Female prison population overflows
Arohata Prison’s female inmate population has overflowed into a self-contained unit set up at Upper Hutt’s Rimutaka facility.
The Corrections Department emphasised there would be no contact between the roughly 1000 men already locked inside Rimutaka and the women being held in the Arohata Upper Jail - a selfcontained 56-bed unit on the grounds of the Upper Hutt prison site.
While the unit was originally closed in 2015, the national prison population has since risen faster than expected so Corrections urgently needed the beds before a new 60-bed unit can be completed at Arohata Prison in Tawa later this year.
Corrections Department chief custodial officer Neil Beales said the unit was entirely separate from the main male prison, and the women will continue to have access to the same programmes and other activities.
‘‘The Arohata Upper Jail, while located near Rimutaka Prison is geographically isolated from it and prisoners in each site are unable to see each other.
‘‘In addition to building new capacity, we are looking at alternative options to imprisonment for female prisoners, including increasing the use of electronically monitored bail, working with the courts to increase efficiency and timeliness, and with police to manage offenders.’’
Staff were seconded to the unit, which had a phased reopening from February 15, until new staff can be recruited and trained.
This will take the Arohata Prison’s operating capacity from 103 to 159 beds.
Like with men, more women have been charged with serious offences especially violence, burglary and theft and serious drug offending, Beales said.
More were being remanded in custody for longer periods, and with longer sentences.

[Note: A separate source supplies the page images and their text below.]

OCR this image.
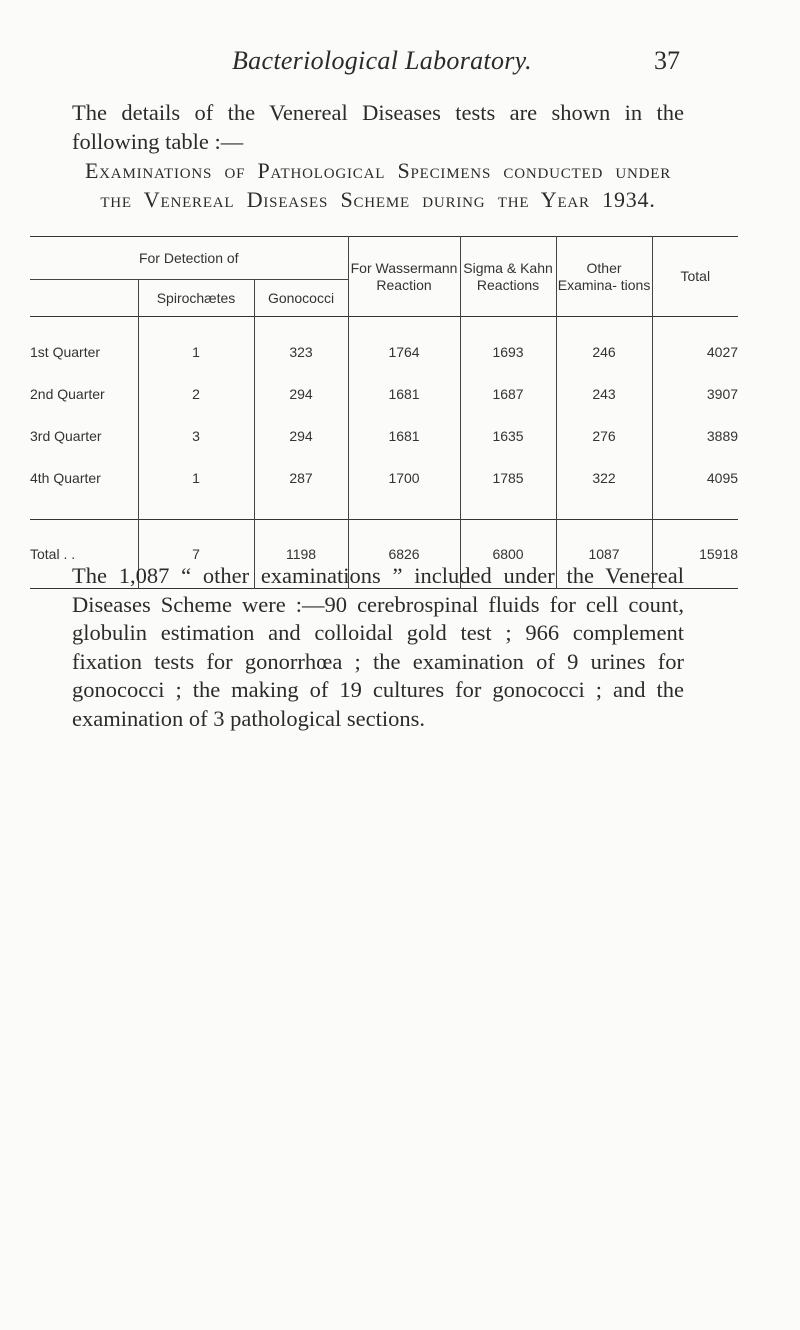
Bacteriological Laboratory.	37

The details of the Venereal Diseases tests are shown in the following table :—

Examinations of Pathological Specimens conducted under the Venereal Diseases Scheme during the Year 1934.

For Detection of			For Wassermann Reaction	Sigma & Kahn Reactions	Other Examina- tions	Total
	Spirochætes	Gonococci				
1st Quarter	1	323	1764	1693	246	4027
2nd Quarter	2	294	1681	1687	243	3907
3rd Quarter	3	294	1681	1635	276	3889
4th Quarter	1	287	1700	1785	322	4095

Total . .	7	1198	6826	6800	1087	15918

The 1,087 “ other examinations ” included under the Venereal Diseases Scheme were :—90 cerebrospinal fluids for cell count, globulin estimation and colloidal gold test ; 966 complement fixation tests for gonorrhœa ; the examination of 9 urines for gonococci ; the making of 19 cultures for gonococci ; and the examination of 3 pathological sections.
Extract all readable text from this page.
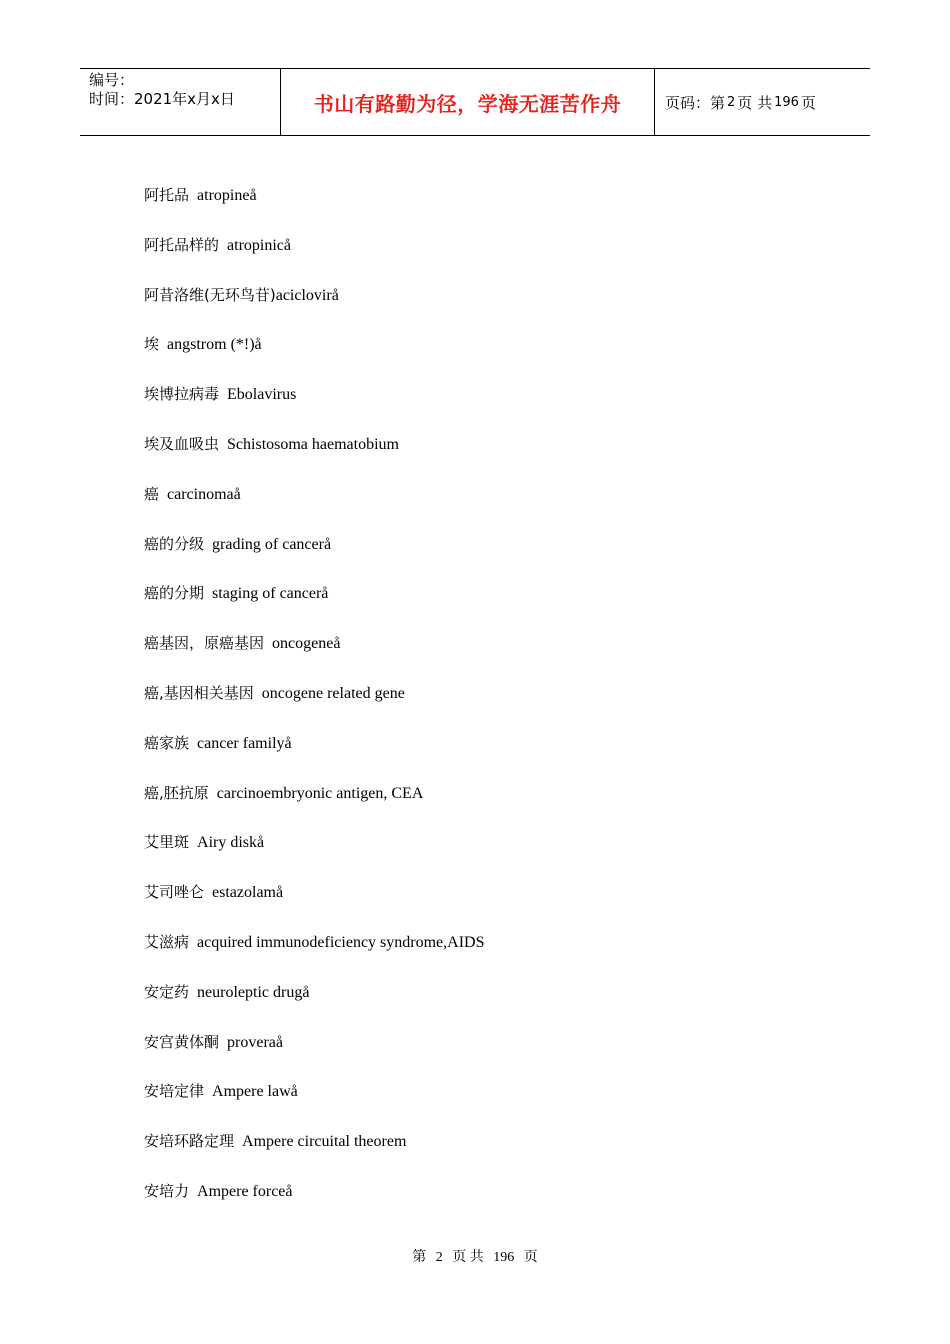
编号：
时间：2021年x月x日	书山有路勤为径，学海无涯苦作舟	页码：第 2 页 共 196 页
阿托品 atropineå
阿托品样的 atropinicå
阿昔洛维(无环鸟苷)aciclovirå
埃 angstrom (*!)å
埃博拉病毒 Ebolavirus
埃及血吸虫 Schistosoma haematobium
癌 carcinomaå
癌的分级 grading of cancerå
癌的分期 staging of cancerå
癌基因，原癌基因 oncogeneå
癌,基因相关基因 oncogene related gene
癌家族 cancer familyå
癌,胚抗原 carcinoembryonic antigen, CEA
艾里斑 Airy diskå
艾司唑仑 estazolamå
艾滋病 acquired immunodeficiency syndrome,AIDS
安定药 neuroleptic drugå
安宫黄体酮 proveraå
安培定律 Ampere lawå
安培环路定理 Ampere circuital theorem
安培力 Ampere forceå
第 2 页 共 196 页
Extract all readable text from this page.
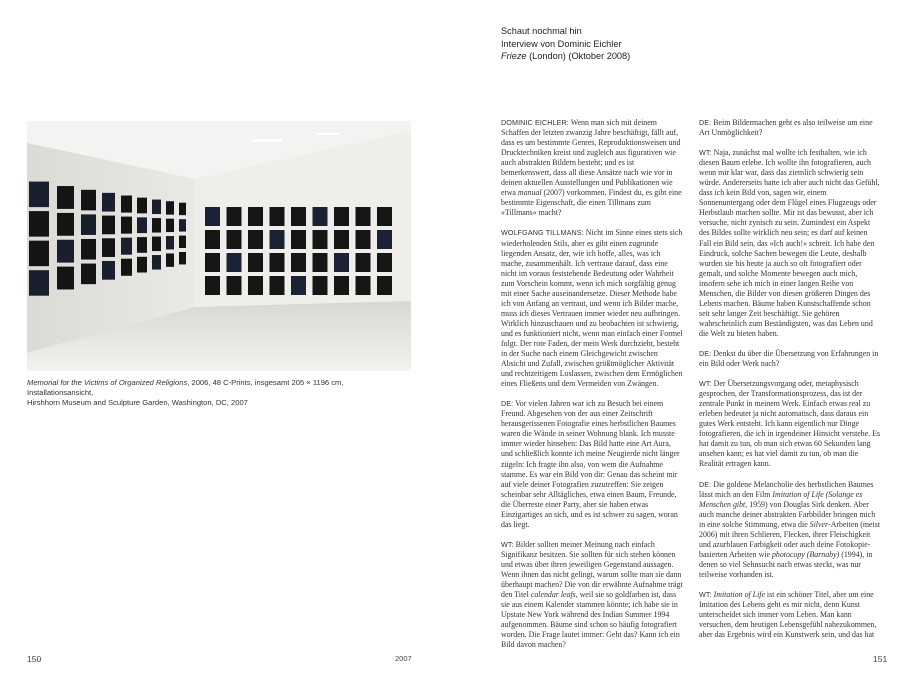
Memorial for the Victims of Organized Religions, 2006, 48 C-Prints, insgesamt 205 × 1196 cm, Installationsansicht,
Hirshhorn Museum and Sculpture Garden, Washington, DC, 2007
150	2007
Schaut nochmal hin
Interview von Dominic Eichler
Frieze (London) (Oktober 2008)

DOMINIC EICHLER: Wenn man sich mit deinem Schaffen der letzten zwanzig Jahre beschäftigt, fällt auf, dass es um bestimmte Genres, Reproduktionsweisen und Drucktechniken kreist und zugleich aus figurativen wie auch abstrakten Bildern besteht; und es ist bemerkenswert, dass all diese Ansätze nach wie vor in deinen aktuellen Ausstellungen und Publikationen wie etwa manual (2007) vorkommen. Findest du, es gibt eine bestimmte Eigenschaft, die einen Tillmans zum »Tillmans« macht?

WOLFGANG TILLMANS: Nicht im Sinne eines stets sich wiederholenden Stils, aber es gibt einen zugrunde liegenden Ansatz, der, wie ich hoffe, alles, was ich mache, zusammenhält. Ich vertraue darauf, dass eine nicht im voraus feststehende Bedeutung oder Wahrheit zum Vorschein kommt, wenn ich mich sorgfältig genug mit einer Sache auseinandersetze. Dieser Methode habe ich von Anfang an vertraut, und wenn ich Bilder mache, muss ich dieses Vertrauen immer wieder neu aufbringen. Wirklich hinzuschauen und zu beobachten ist schwierig, und es funktioniert nicht, wenn man einfach einer Formel folgt. Der rote Faden, der mein Werk durchzieht, besteht in der Suche nach einem Gleichgewicht zwischen Absicht und Zufall, zwischen größtmöglicher Aktivität und rechtzeitigem Loslassen, zwischen dem Ermöglichen eines Fließens und dem Vermeiden von Zwängen.

DE: Vor vielen Jahren war ich zu Besuch bei einem Freund. Abgesehen von der aus einer Zeitschrift herausgerissenen Fotografie eines herbstlichen Baumes waren die Wände in seiner Wohnung blank. Ich musste immer wieder hinsehen: Das Bild hatte eine Art Aura, und schließlich konnte ich meine Neugierde nicht länger zügeln: Ich fragte ihn also, von wem die Aufnahme stamme. Es war ein Bild von dir: Genau das scheint mir auf viele deiner Fotografien zuzutreffen: Sie zeigen scheinbar sehr Alltägliches, etwa einen Baum, Freunde, die Überreste einer Party, aber sie haben etwas Einzigartiges an sich, und es ist schwer zu sagen, woran das liegt.

WT: Bilder sollten meiner Meinung nach einfach Signifikanz besitzen. Sie sollten für sich stehen können und etwas über ihren jeweiligen Gegenstand aussagen. Wenn ihnen das nicht gelingt, warum sollte man sie dann überhaupt machen? Die von dir erwähnte Aufnahme trägt den Titel calendar leafs, weil sie so goldfarben ist, dass sie aus einem Kalender stammen könnte; ich habe sie in Upstate New York während des Indian Summer 1994 aufgenommen. Bäume sind schon so häufig fotografiert worden. Die Frage lautet immer: Geht das? Kann ich ein Bild davon machen?

DE: Beim Bildermachen geht es also teilweise um eine Art Unmöglichkeit?

WT: Naja, zunächst mal wollte ich festhalten, wie ich diesen Baum erlebe. Ich wollte ihn fotografieren, auch wenn mir klar war, dass das ziemlich schwierig sein würde. Andererseits hatte ich aber auch nicht das Gefühl, dass ich kein Bild von, sagen wir, einem Sonnenuntergang oder dem Flügel eines Flugzeugs oder Herbstlaub machen sollte. Mir ist das bewusst, aber ich versuche, nicht zynisch zu sein. Zumindest ein Aspekt des Bildes sollte wirklich neu sein; es darf auf keinen Fall ein Bild sein, das »Ich auch!« schreit. Ich habe den Eindruck, solche Sachen bewegen die Leute, deshalb wurden sie bis heute ja auch so oft fotografiert oder gemalt, und solche Momente bewegen auch mich, insofern sehe ich mich in einer langen Reihe von Menschen, die Bilder von diesen größeren Dingen des Lebens machen. Bäume haben Kunstschaffende schon seit sehr langer Zeit beschäftigt. Sie gehören wahrscheinlich zum Beständigsten, was das Leben und die Welt zu bieten haben.

DE: Denkst du über die Übersetzung von Erfahrungen in ein Bild oder Werk nach?

WT: Der Übersetzungsvorgang oder, metaphysisch gesprochen, der Transformationsprozess, das ist der zentrale Punkt in meinem Werk. Einfach etwas real zu erleben bedeutet ja nicht automatisch, dass daraus ein gutes Werk entsteht. Ich kann eigentlich nur Dinge fotografieren, die ich in irgendeiner Hinsicht verstehe. Es hat damit zu tun, ob man sich etwas 60 Sekunden lang ansehen kann; es hat viel damit zu tun, ob man die Realität ertragen kann.

DE: Die goldene Melancholie des herbstlichen Baumes lässt mich an den Film Imitation of Life (Solange es Menschen gibt, 1959) von Douglas Sirk denken. Aber auch manche deiner abstrakten Farbbilder bringen mich in eine solche Stimmung, etwa die Silver-Arbeiten (meist 2006) mit ihren Schlieren, Flecken, ihrer Fleischigkeit und azurblauen Farbigkeit oder auch deine Fotokopie-basierten Arbeiten wie photocopy (Barnaby) (1994), in denen so viel Sehnsucht nach etwas steckt, was nur teilweise vorhanden ist.

WT: Imitation of Life ist ein schöner Titel, aber um eine Imitation des Lebens geht es mir nicht, denn Kunst unterscheidet sich immer vom Leben. Man kann versuchen, dem heutigen Lebensgefühl nahezukommen, aber das Ergebnis wird ein Kunstwerk sein, und das hat

151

Youth justice group JustSpeak director Katie Workman said prison numbers hit 10,000 last November because of government actions, and in spite of falling crime rates over the past five years.
‘‘They changed the bail laws so that over a quarter of all of our prisoners are on remand and not even sentenced to prison yet.
‘‘We need a real solution that looks at why we have so many women in prison and away from their children and whanau in the first place, and aims to reduce this number.’’
Sensible Sentencing Trust founder Garth McVicar said teaching people personal accountability and responsibility at all levels of society would reduce the numbers.